Find radii of both circles.
Center for circle 1 is $(a_1,b_1)$. Tangent at $y$ axis at $(0,k)$. Radius of circle 1 is $r_1^2 = a_1^2 + (b_1-k)^2$.
Center for circle 2 is $(a_2,b_2)$. Tangent at $y$ axis at $(0,h)$. Radius of circle 2 is $r_2^2 = a_2^2 + (b_2-h)^2$
Mid point of $(1,3)$ and $(2,4)$ is $(1.5,3.5)$
Line goes through mid point $y_1=x+2$
Line perpendicular through y1 and goes through both centers is $ y_2=-x+5$
From substitute $(1,3)$ and $(2,4)$ to equation of circle 1 I get $a_1+b_1 =2$. And from $ y_2$, i get $a_1+b_1 = 5$
Despite all information i can find, i still get stuck to find the radii. and find the $a_1,b_1$ or $a_2,b_2$ to at least get radii.
How to get radii using the line $y_2$, or circle equation 1 or other way? What am i missing? Please your clarification
Best Answer
Let us consider the centers $C$ and $D$ of these circles. Both circles have to go through $A,B$, so both $C$ and $D$ lie on the perpendicular bisector of $AB$. The distance of $C$ from $A$ equals the distance of $C$ from the $y$-axis. The distance of $D$ from $A$ equals the distance of $D$ from the $y$-axis, so both $C$ and $D$ lie on the parabola having the $y$-axis as directrix and the point $A$ as focus. It follows that the problem is solved by intersecting a line ($y=5-x$) and a parabola ($x=\frac{1+y^2}{2}$).
From $C(1,4)$ and $D(5,0)$ it follows that $r_C=1$ and $r_D=5$. These solutions can be found by educated guess, too: $C$ is trivially the center of a circle through $A$ and $B$ which is tangent to the $y$-axis. $D$ clearly works as a center since $3,4,5$ is a Pythagorean triple.
Alternative approach: let $P$ be the intersection of the $AB$-line with the $y$-axis.
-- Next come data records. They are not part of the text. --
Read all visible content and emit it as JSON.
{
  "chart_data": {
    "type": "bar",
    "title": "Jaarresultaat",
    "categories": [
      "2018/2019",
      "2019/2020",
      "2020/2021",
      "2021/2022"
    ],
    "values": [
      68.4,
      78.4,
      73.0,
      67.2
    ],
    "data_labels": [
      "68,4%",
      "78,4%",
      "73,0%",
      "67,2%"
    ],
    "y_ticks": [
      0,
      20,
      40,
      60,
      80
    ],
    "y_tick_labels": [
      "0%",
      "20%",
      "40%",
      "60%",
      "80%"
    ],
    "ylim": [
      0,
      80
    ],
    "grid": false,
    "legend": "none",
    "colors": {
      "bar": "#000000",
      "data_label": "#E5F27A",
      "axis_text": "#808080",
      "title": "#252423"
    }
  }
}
Let $Q,R$ be the tangency points of our circles with the $y$-axis. By considering the powers of $P$ with respect to our circles we have $$ PQ^2 = PR^2 = PA\cdot PB = \sqrt{2}\cdot 2\sqrt{2} = 4 $$ so $PQ=PR=2$, the locations of $P,Q$ are straightforward to be found and the locations of $C,D$ too.